Something that I am frequently "thinking about" is my role as a woman, or a young woman, since I'm still 19. Usually when I start thinking about how I'm treated as a woman by my family, my friends, and people in the streets, I move on to think about how any woman is treated as a "woman," or every black man or woman treated as a "black man" or a "black woman," etc. I'm always thinking about why minorities are still underrepresented in jobs or media, why there is still a pay gap or "glass ceiling" for women when it comes to higher-up corporate jobs, why men are still raping, abusing, and assaulting women, and why these people who are always underrepresented and mistreated are always blanketed in social politics with easy-to-understand "problems" that relate to their role.

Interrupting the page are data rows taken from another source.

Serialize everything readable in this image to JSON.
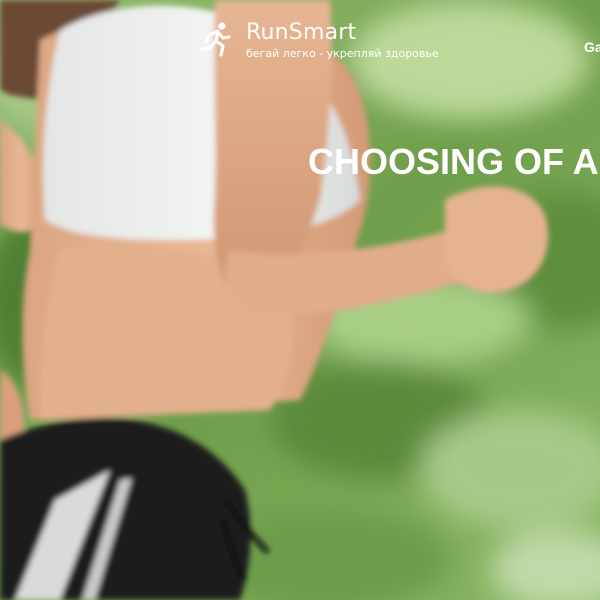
{
  "header": {
    "logo": {
      "title": "RunSmart",
      "tagline": "бегай легко - укрепляй здоровье",
      "icon": "runner-icon"
    },
    "nav": [
      {
        "label": "Ga"
      }
    ]
  },
  "hero": {
    "title": "CHOOSING OF A"
  },
  "colors": {
    "text": "#ffffff",
    "background_green": "#7fae5a"
  }
}
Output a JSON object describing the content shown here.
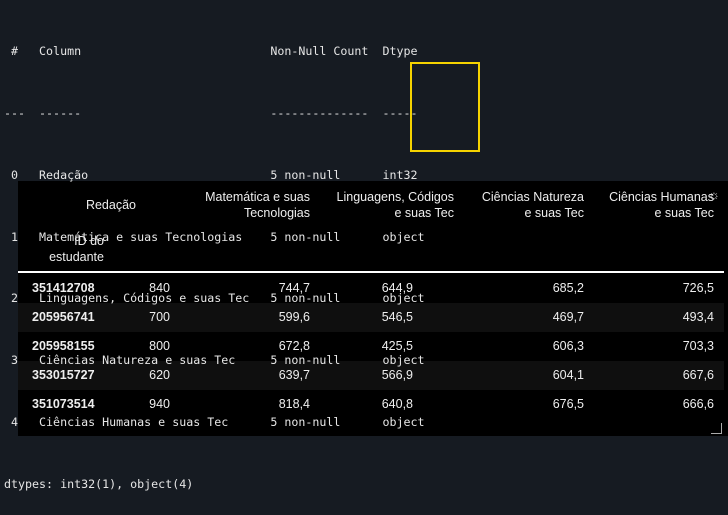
{
  "info": {
    "header": " #   Column                           Non-Null Count  Dtype ",
    "sep": "---  ------                           --------------  ----- ",
    "rows": [
      " 0   Redação                          5 non-null      int32 ",
      " 1   Matemática e suas Tecnologias    5 non-null      object",
      " 2   Linguagens, Códigos e suas Tec   5 non-null      object",
      " 3   Ciências Natureza e suas Tec     5 non-null      object",
      " 4   Ciências Humanas e suas Tec      5 non-null      object"
    ],
    "footer": "dtypes: int32(1), object(4)",
    "highlight_color": "#f5d300"
  },
  "table": {
    "index_name_1": "ID do",
    "index_name_2": "estudante",
    "columns": [
      {
        "l1": "Redação",
        "l2": ""
      },
      {
        "l1": "Matemática e suas",
        "l2": "Tecnologias"
      },
      {
        "l1": "Linguagens, Códigos",
        "l2": "e suas Tec"
      },
      {
        "l1": "Ciências Natureza",
        "l2": "e suas Tec"
      },
      {
        "l1": "Ciências Humanas",
        "l2": "e suas Tec"
      }
    ],
    "rows": [
      {
        "id": "351412708",
        "v": [
          "840",
          "744,7",
          "644,9",
          "685,2",
          "726,5"
        ]
      },
      {
        "id": "205956741",
        "v": [
          "700",
          "599,6",
          "546,5",
          "469,7",
          "493,4"
        ]
      },
      {
        "id": "205958155",
        "v": [
          "800",
          "672,8",
          "425,5",
          "606,3",
          "703,3"
        ]
      },
      {
        "id": "353015727",
        "v": [
          "620",
          "639,7",
          "566,9",
          "604,1",
          "667,6"
        ]
      },
      {
        "id": "351073514",
        "v": [
          "940",
          "818,4",
          "640,8",
          "676,5",
          "666,6"
        ]
      }
    ]
  }
}
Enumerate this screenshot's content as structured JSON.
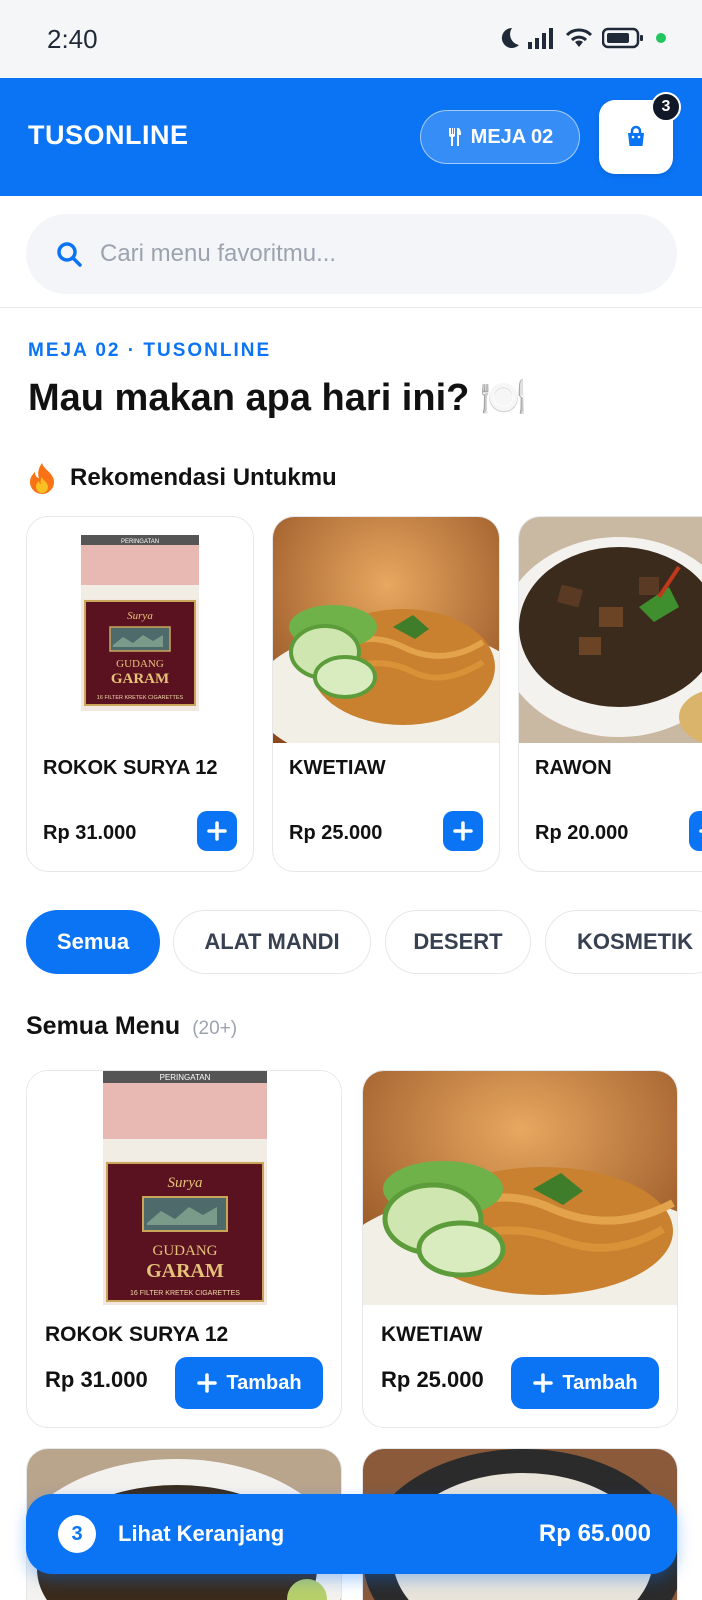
{
  "status_bar": {
    "time": "2:40"
  },
  "header": {
    "brand": "TUSONLINE",
    "table_label": "MEJA 02",
    "cart_count": "3"
  },
  "search": {
    "placeholder": "Cari menu favoritmu..."
  },
  "hero": {
    "eyebrow": "MEJA 02 · TUSONLINE",
    "title": "Mau makan apa hari ini? 🍽️"
  },
  "recommendations": {
    "title": "Rekomendasi Untukmu",
    "items": [
      {
        "name": "ROKOK SURYA 12",
        "price": "Rp 31.000"
      },
      {
        "name": "KWETIAW",
        "price": "Rp 25.000"
      },
      {
        "name": "RAWON",
        "price": "Rp 20.000"
      }
    ]
  },
  "categories": [
    "Semua",
    "ALAT MANDI",
    "DESERT",
    "KOSMETIK"
  ],
  "menu": {
    "title": "Semua Menu",
    "count": "(20+)",
    "add_label": "Tambah",
    "items": [
      {
        "name": "ROKOK SURYA 12",
        "price": "Rp 31.000"
      },
      {
        "name": "KWETIAW",
        "price": "Rp 25.000"
      }
    ]
  },
  "pack_text": {
    "warning": "PERINGATAN",
    "brand": "Surya",
    "line1": "GUDANG",
    "line2": "GARAM",
    "bottom": "16 FILTER KRETEK CIGARETTES"
  },
  "cart_bar": {
    "count": "3",
    "label": "Lihat Keranjang",
    "total": "Rp 65.000"
  },
  "colors": {
    "primary": "#0b74f5",
    "status_dot": "#22c55e"
  }
}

It's because, sadly, they are not being taken seriously as individuals affected by societal problems. Was that obvious? Seemingly at first, yes, that is why there are still these social issues. Because these people are not taken seriously. But when you debate with your family, friends, or watch news channels, these people are still being blanketed with these easy to understand phrases, like "feminists fight because there's a pay gap between genders, but the gap isn't even that much!" or "new programs are issued to guarantee minorities jobs or get acceptance into college, so it's harder now for the white person!" The main problem with the wording constantly seen in articles, on television, or in the comfort of a familial debate is that they always seem to fail to address why there's a pay gap, or why minorities have trouble getting jobs.

It's because they're not taken seriously as capable, sensitive, thoughtful humans! Is that ever mentioned? Why is that never mentioned? Why doesn't anybody in media who covers these pressing issues get told to address that men keep raping women because they don't take their consent seriously? That minorities can't get out of dangerous neighborhoods because no one takes them seriously for opportunities that can help them? That there's a pay gap because employers don't consider women as serious workers? That the only people who decide who they want to take seriously is the white man?

It's like everyone pretends that these issues exist just because they exist. That the only people who can ever have motives behind what they do are men (except when they abuse women, that always seems to be excused). The only people who are ever asked "why" they shot up 20 people in a school are the white men who do it-- what made them go "crazy?" But the two middle-eastern men who bombed the Boston marathon were just "terrorists." I have seen hundreds of white, male terrorists, but that's just not a "thing" in this culture.

White men are always taken seriously as individuals, because they are the only ones who are still in control. The only way for change to start happening is for media outlets to start asking their viewers, readers, and listeners "why" there is this violence, mistreatment, and underrepresentation.